Why divide perennials?
Is it necessary? Is it right for my plants? These are great questions! There are several reasons to divide perennials:
- To create plants to gift to others
- To proliferate the plant
- To reduce the volume of a plant that has grown too dense or that produces less abundant flowers
- For relocation.
Division will not harm your perennials. On the contrary, if the plant has grown too dense, is taking up too much space or is producing fewer flowers, dividing it will give it some wiggle room and improve its flowering potential.
When to divide perennials?
It is preferable to divide perennials during the season opposite to their flowering season. Summer-flowering perennials should be divided in the fall, and fall-flowering perennials should be divided in the spring.
- Divide summer-flowering plants in the fall: astilbes, baptisia (false indigo), goatsbeard, dicentra (bleeding heart), gaillardia, geraniums, daylilies, heuchera (coral bells), hostas, poppies, peonies and Siberian iris.

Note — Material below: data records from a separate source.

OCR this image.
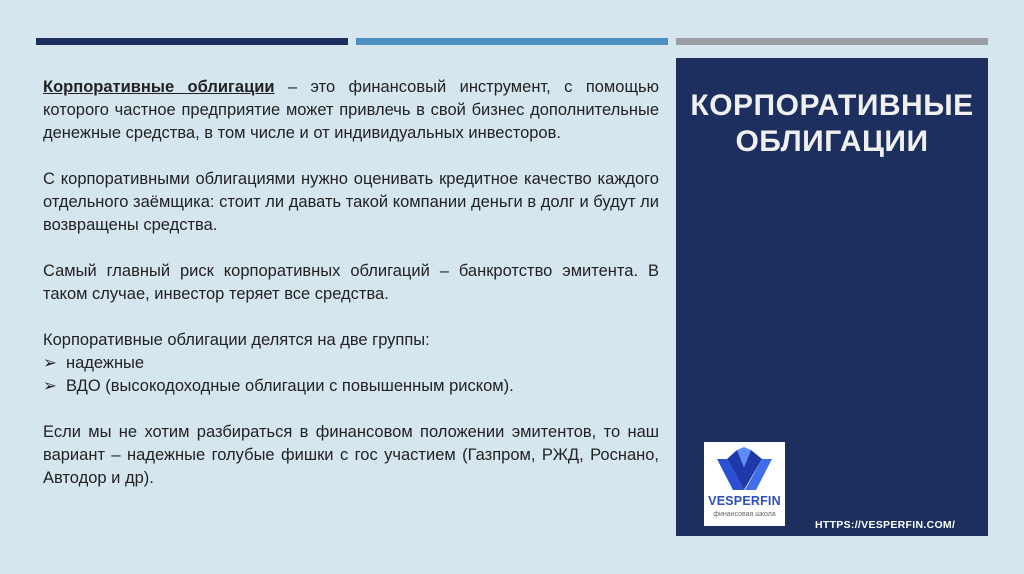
Корпоративные облигации – это финансовый инструмент, с помощью которого частное предприятие может привлечь в свой бизнес дополнительные денежные средства, в том числе и от индивидуальных инвесторов.

С корпоративными облигациями нужно оценивать кредитное качество каждого отдельного заёмщика: стоит ли давать такой компании деньги в долг и будут ли возвращены средства.

Самый главный риск корпоративных облигаций – банкротство эмитента. В таком случае, инвестор теряет все средства.

Корпоративные облигации делятся на две группы:

➢ надежные
➢ ВДО (высокодоходные облигации с повышенным риском).

Если мы не хотим разбираться в финансовом положении эмитентов, то наш вариант – надежные голубые фишки с гос участием (Газпром, РЖД, Роснано, Автодор и др).

КОРПОРАТИВНЫЕ
ОБЛИГАЦИИ
VESPERFIN
финансовая школа
HTTPS://VESPERFIN.COM/
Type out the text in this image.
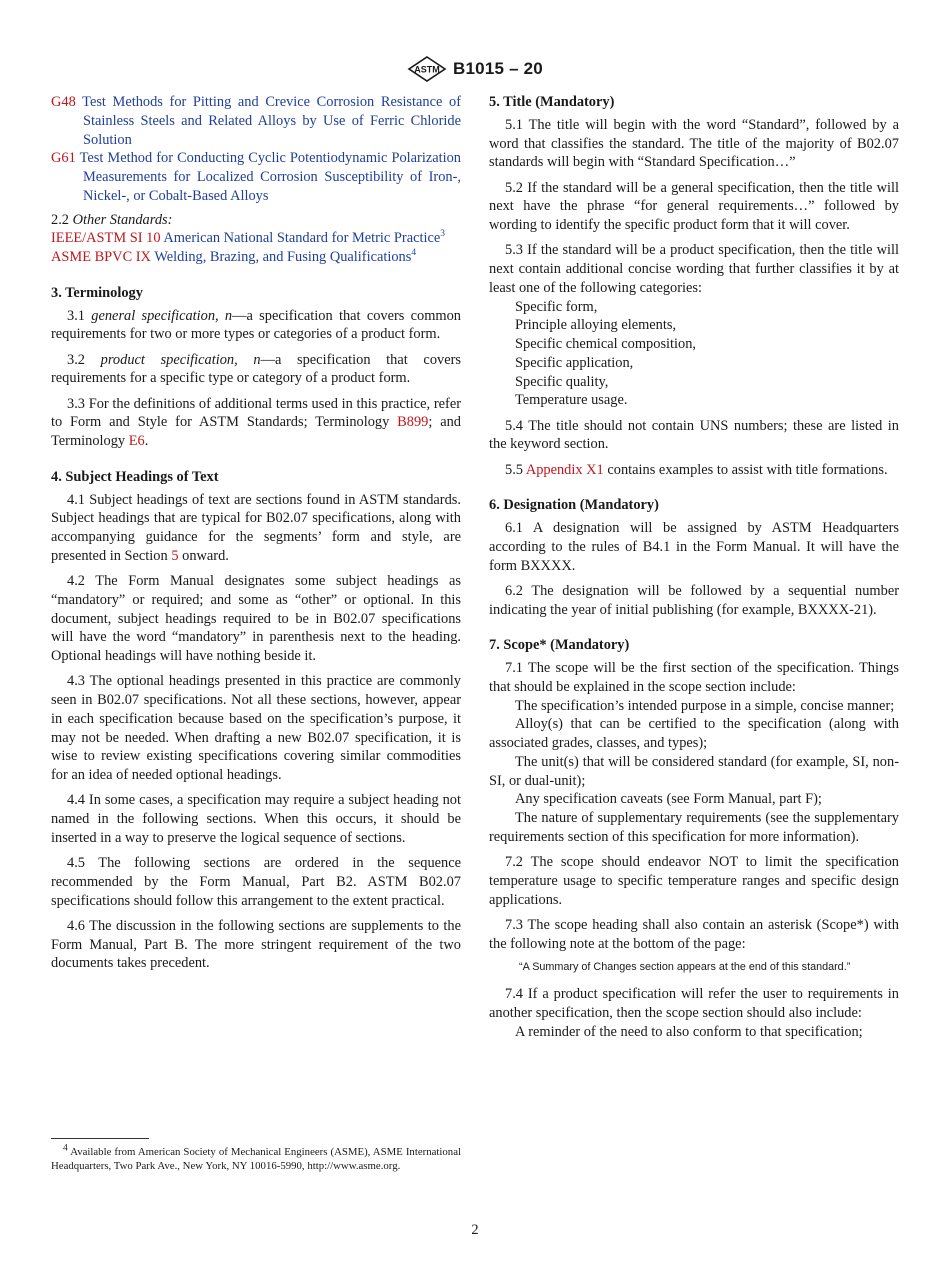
ASTM B1015 – 20

G48 Test Methods for Pitting and Crevice Corrosion Resistance of Stainless Steels and Related Alloys by Use of Ferric Chloride Solution

G61 Test Method for Conducting Cyclic Potentiodynamic Polarization Measurements for Localized Corrosion Susceptibility of Iron-, Nickel-, or Cobalt-Based Alloys

2.2 Other Standards:

IEEE/ASTM SI 10 American National Standard for Metric Practice$^3$

ASME BPVC IX Welding, Brazing, and Fusing Qualifications$^4$

3. Terminology

3.1 general specification, n—a specification that covers common requirements for two or more types or categories of a product form.

3.2 product specification, n—a specification that covers requirements for a specific type or category of a product form.

3.3 For the definitions of additional terms used in this practice, refer to Form and Style for ASTM Standards; Terminology B899; and Terminology E6.

4. Subject Headings of Text

4.1 Subject headings of text are sections found in ASTM standards. Subject headings that are typical for B02.07 specifications, along with accompanying guidance for the segments’ form and style, are presented in Section 5 onward.

4.2 The Form Manual designates some subject headings as “mandatory” or required; and some as “other” or optional. In this document, subject headings required to be in B02.07 specifications will have the word “mandatory” in parenthesis next to the heading. Optional headings will have nothing beside it.

4.3 The optional headings presented in this practice are commonly seen in B02.07 specifications. Not all these sections, however, appear in each specification because based on the specification’s purpose, it may not be needed. When drafting a new B02.07 specification, it is wise to review existing specifications covering similar commodities for an idea of needed optional headings.

4.4 In some cases, a specification may require a subject heading not named in the following sections. When this occurs, it should be inserted in a way to preserve the logical sequence of sections.

4.5 The following sections are ordered in the sequence recommended by the Form Manual, Part B2. ASTM B02.07 specifications should follow this arrangement to the extent practical.

4.6 The discussion in the following sections are supplements to the Form Manual, Part B. The more stringent requirement of the two documents takes precedent.

$^4$ Available from American Society of Mechanical Engineers (ASME), ASME International Headquarters, Two Park Ave., New York, NY 10016-5990, http://www.asme.org.

5. Title (Mandatory)

5.1 The title will begin with the word “Standard”, followed by a word that classifies the standard. The title of the majority of B02.07 standards will begin with “Standard Specification…”

5.2 If the standard will be a general specification, then the title will next have the phrase “for general requirements…” followed by wording to identify the specific product form that it will cover.

5.3 If the standard will be a product specification, then the title will next contain additional concise wording that further classifies it by at least one of the following categories:

Specific form,
Principle alloying elements,
Specific chemical composition,
Specific application,
Specific quality,
Temperature usage.

5.4 The title should not contain UNS numbers; these are listed in the keyword section.

5.5 Appendix X1 contains examples to assist with title formations.

6. Designation (Mandatory)

6.1 A designation will be assigned by ASTM Headquarters according to the rules of B4.1 in the Form Manual. It will have the form BXXXX.

6.2 The designation will be followed by a sequential number indicating the year of initial publishing (for example, BXXXX-21).

7. Scope* (Mandatory)

7.1 The scope will be the first section of the specification. Things that should be explained in the scope section include:

The specification’s intended purpose in a simple, concise manner;

Alloy(s) that can be certified to the specification (along with associated grades, classes, and types);

The unit(s) that will be considered standard (for example, SI, non-SI, or dual-unit);

Any specification caveats (see Form Manual, part F);

The nature of supplementary requirements (see the supplementary requirements section of this specification for more information).

7.2 The scope should endeavor NOT to limit the specification temperature usage to specific temperature ranges and specific design applications.

7.3 The scope heading shall also contain an asterisk (Scope*) with the following note at the bottom of the page:

“A Summary of Changes section appears at the end of this standard.”

7.4 If a product specification will refer the user to requirements in another specification, then the scope section should also include:

A reminder of the need to also conform to that specification;

2
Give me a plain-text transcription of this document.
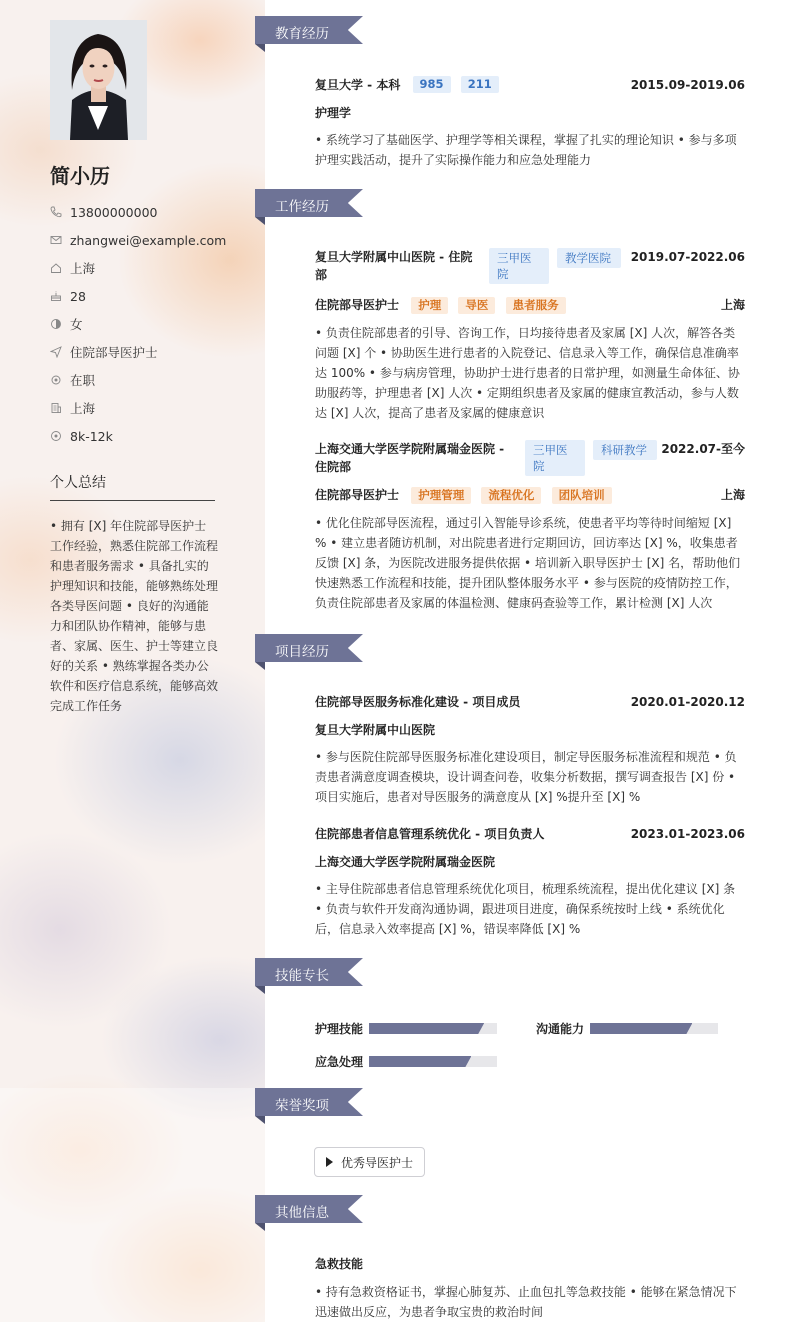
简小历
13800000000
zhangwei@example.com
上海
28
女
住院部导医护士
在职
上海
8k-12k
个人总结
• 拥有 [X] 年住院部导医护士工作经验，熟悉住院部工作流程和患者服务需求 • 具备扎实的护理知识和技能，能够熟练处理各类导医问题 • 良好的沟通能力和团队协作精神，能够与患者、家属、医生、护士等建立良好的关系 • 熟练掌握各类办公软件和医疗信息系统，能够高效完成工作任务
教育经历
复旦大学 - 本科 985 211	2015.09-2019.06
护理学
• 系统学习了基础医学、护理学等相关课程，掌握了扎实的理论知识 • 参与多项护理实践活动，提升了实际操作能力和应急处理能力
工作经历
复旦大学附属中山医院 - 住院部
三甲医院
教学医院	2019.07-2022.06
住院部导医护士 护理 导医 患者服务	上海
• 负责住院部患者的引导、咨询工作，日均接待患者及家属 [X] 人次，解答各类问题 [X] 个 • 协助医生进行患者的入院登记、信息录入等工作，确保信息准确率达 100% • 参与病房管理，协助护士进行患者的日常护理，如测量生命体征、协助服药等，护理患者 [X] 人次 • 定期组织患者及家属的健康宣教活动，参与人数达 [X] 人次，提高了患者及家属的健康意识
上海交通大学医学院附属瑞金医院 - 住院部
三甲医院
科研教学	2022.07-至今
住院部导医护士 护理管理 流程优化 团队培训	上海
• 优化住院部导医流程，通过引入智能导诊系统，使患者平均等待时间缩短 [X] % • 建立患者随访机制，对出院患者进行定期回访，回访率达 [X] %，收集患者反馈 [X] 条，为医院改进服务提供依据 • 培训新入职导医护士 [X] 名，帮助他们快速熟悉工作流程和技能，提升团队整体服务水平 • 参与医院的疫情防控工作，负责住院部患者及家属的体温检测、健康码查验等工作，累计检测 [X] 人次
项目经历
住院部导医服务标准化建设 - 项目成员	2020.01-2020.12
复旦大学附属中山医院
• 参与医院住院部导医服务标准化建设项目，制定导医服务标准流程和规范 • 负责患者满意度调查模块，设计调查问卷，收集分析数据，撰写调查报告 [X] 份 • 项目实施后，患者对导医服务的满意度从 [X] %提升至 [X] %
住院部患者信息管理系统优化 - 项目负责人	2023.01-2023.06
上海交通大学医学院附属瑞金医院
• 主导住院部患者信息管理系统优化项目，梳理系统流程，提出优化建议 [X] 条 • 负责与软件开发商沟通协调，跟进项目进度，确保系统按时上线 • 系统优化后，信息录入效率提高 [X] %，错误率降低 [X] %
技能专长
护理技能	沟通能力
应急处理
荣誉奖项
优秀导医护士
其他信息
急救技能
• 持有急救资格证书，掌握心肺复苏、止血包扎等急救技能 • 能够在紧急情况下迅速做出反应，为患者争取宝贵的救治时间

- Divide fall-flowering plants in the spring: anemones, asters, chelone, chrysanthemum, black cohosh, echinacea, miscanthus (Chinese silver grass), fall sedum, rudbeckia, and goldenrod.
How often should perennials be divided?
There are no set rules! Nonetheless, some plants should be divided every year and others, every two or three years.
How to divide perennials?
Slice through the plant tuft cleanly and precisely. Use a sharp spade or even a hatchet for perennials with hard roots, and a gentler tool for more fragile plants.
The easiest method for dividing perennials is to cut the plants into pie wedges by sinking in the spade to remove sections while the plant is still in the earth.
Nonetheless, the standard method for plants with rhizomes (iris, peony, poppy…) and plants with fibrous roots is as follows:
Plants with rhizomes
- Cut back the foliage by one half.
- Use a spade to dig up the entire plant, keeping as many roots as possible.
- Use a knife to cut the rhizomes into several sections and keep at least one clump of leaves per section.
- Point the rhizomes in all directions so the plants continue to grow outward and inward.
- Lay the rhizomes flat and bury them just below the surface.
Plants with fibrous roots
- Use a spade to dig up the entire plant, removing a ball of earth with it.
- Use a sharp tool to divide the clump up into several sections.
- Plant the divided sections, taking care not to bury the collar.
Regardless of the method you use, fill the empty space with suitable soil such as Fafard’s 3/1 Annual and Perennial Planting Mix and add water.
Of course, there are exceptions! Ask your garden centre if you’re not sure!
Should perennials be fertilized during division?
Yes, it’s very important to fertilize during the perennial division process. Add natural transplanting fertilizer with bone meal to the bottom of the planting hole to help the plant better withstand the shock of division. Bone meal stimulates root growth for faster recovery.